Curio is a simple, command-line driven key-value store, perfect for scripts or microapps that need to store a small to fair amount of unstructured data, but don't really need or want a fully-fledged NoSQL solution such as Cassandra, HBase, Redis, etc.
Curio data structures can be summarized in the following way:
- A database has multiple entities
- An entity has multiple keys
- Each entity key has one associated value
This is the 'column family' approach to key-value storage, and can be visualized as a nested hash map:
{'database': 'entity1': { 'key1': 'value1', 'key2': 'value2' }, 'entity2': { 'key1': 'value1' } }
Both entity and key names are expected to:
- Start with an alphanumeric character
- Only contain alphanumeric characters, underscores, periods, and dashes
You will get an 'invalid name' error if you try to use a name that violates these rules.
Curio utilizes cross-process, entity-level write locking. In other words, if one process attempts to set an entity key at the same time as another process, it will be locked out until the first process is done.
Remember, the curio
datastore is not meant to be a fully-fledged NoSQL solution, but is only intended for small applications and scripts. For those use cases, this level of concurrency should be more than adequate.
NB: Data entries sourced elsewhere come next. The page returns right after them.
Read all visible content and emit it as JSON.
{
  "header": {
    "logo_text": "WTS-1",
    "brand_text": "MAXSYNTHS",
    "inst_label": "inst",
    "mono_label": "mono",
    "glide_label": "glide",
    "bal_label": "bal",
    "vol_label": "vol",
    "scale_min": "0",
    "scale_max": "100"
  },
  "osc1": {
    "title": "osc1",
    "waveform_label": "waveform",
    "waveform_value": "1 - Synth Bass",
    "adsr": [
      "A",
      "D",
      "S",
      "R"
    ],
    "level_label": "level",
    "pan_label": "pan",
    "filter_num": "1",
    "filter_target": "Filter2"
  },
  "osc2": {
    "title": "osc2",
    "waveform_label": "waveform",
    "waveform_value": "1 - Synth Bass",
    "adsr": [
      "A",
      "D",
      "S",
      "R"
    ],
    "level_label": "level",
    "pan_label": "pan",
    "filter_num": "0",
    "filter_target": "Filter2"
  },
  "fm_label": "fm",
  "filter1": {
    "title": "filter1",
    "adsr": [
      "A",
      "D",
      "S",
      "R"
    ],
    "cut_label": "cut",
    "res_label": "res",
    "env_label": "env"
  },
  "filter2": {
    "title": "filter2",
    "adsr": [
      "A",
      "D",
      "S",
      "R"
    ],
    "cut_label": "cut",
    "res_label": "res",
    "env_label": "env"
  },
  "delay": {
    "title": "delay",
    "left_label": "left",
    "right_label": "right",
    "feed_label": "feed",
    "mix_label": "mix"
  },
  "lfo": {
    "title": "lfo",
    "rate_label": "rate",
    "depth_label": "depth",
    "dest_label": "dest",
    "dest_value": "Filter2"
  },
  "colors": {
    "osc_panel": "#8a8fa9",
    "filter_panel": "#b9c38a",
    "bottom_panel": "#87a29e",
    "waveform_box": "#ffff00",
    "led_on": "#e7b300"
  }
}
Discretionary access controls (e.g. UNIX file permissions) are the easiest way to secure curio
data. Curio will write all data with a umask of 0027
by default (configurable with the CURIO_UMASK
environmental variable). So by default, only the user who creates the database should be able to read or write to it.
Encrypted data can be implemented fairly easily, whether through the command line or the Python API.
For example:
$ DATA=`echo "some data" | openssl aes-256-cbc -encrypt -base64` enter aes-256-cbc encryption password: Verifying - enter aes-256-cbc encryption password: $ curio set some_entity:some_key "$DATA"
Note that curio
utilizes Python's pickle
serialization format as its backend storage format.
The best way (in my opinion) to work with curio
data is to utilize the built-in CURIO_ROOT
and CURIO_DB
environmental variables:
$ export CURIO_ROOT=. $ export CURIO_DB="test_db" $ curio find $ curio set some_entity:some_key some_val
Alternatively, you can specify the full resource target:
$ curio find ./test_db/
If the full target is given, this is how curio
interprets it:
[root_directory]/[database]/[entity]:[key] [value]
For example, to get a key:
$ curio get ./test_db/entity:some_key
Note that using the full target requires both the root directory and the database to be specified. This can be prone to error, which is why I recommend using the environmental variables.
Retrieve the value of a specific key from a specific entity and print it to STDOUT.
When retrieving a key that has not yet been set, curio
will exit with a return code of 1 and print the text <unset>
to STDOUT.
Retrieve a key that's previous been set:
$ curio get some_entity:some_key some_val
Retrieving an unset key:
$ curio get some_entity:unset_key <unset>
Search all entities that match a regular expression. Search all keys that match a regular expression. Search in combination. If there are results, print the entity names and all matching keys with their values.
If no entity or no key expression is provided, then .*
(i.e. match all) is assumed.
Print the entire database:
$ curio find
Search all entities whose names start with foo
:
$ curio find ^foo
Search the same entities, but only list keys that end in bar
:
$ curio find ^foo:bar$
Find all keys that end in bar
:
$ curio find '.*:bar$'
Set the value of a specific key in a specific entity.
This will overwrite the contents of the given key if it already has a value:
$ curio set some_entity:some_key some_val
Delete the key-value pair from the given entity.
If it's the last key in that entity, the entity will be removed (i.e. will no longer show up in find
results):
$ curio del some_entity:some_key
There are two ways to use curio
from Python: You can either manipulate a curio
database using a manager (this is very similar to the CLI), or you can operate at a lower level and work against the raw dictionaries, entity targets, etc.
The second method is obviously much more prone to error.
To use the manager, simply create a CurioManager
object and pass it the directory of a curio
database:
from curio.core import CurioManager manager = CurioManager('/path/to/db')
Now you can execute the standard actions:
manager.set('some_entity', 'some_key', 'some_val') value = manager.get('some_entity', 'some_key') results_dict = manager.find(r'^foo', r'bar$') results_dict2 = manager.find(r'^foo') manager.delete('some_entity', 'some_key')
Changes to a curio
database using the manager are written to disk as the action is called. There is no concept of a transaction.
I will leave this as an exercise for the reader. Remember, curio
is meant to be a very simple datastore for small applications and scripts. If you need to spend time hacking around with the backend, you might as well use an actual NoSQL server that has more robust and fully-fledged features and API.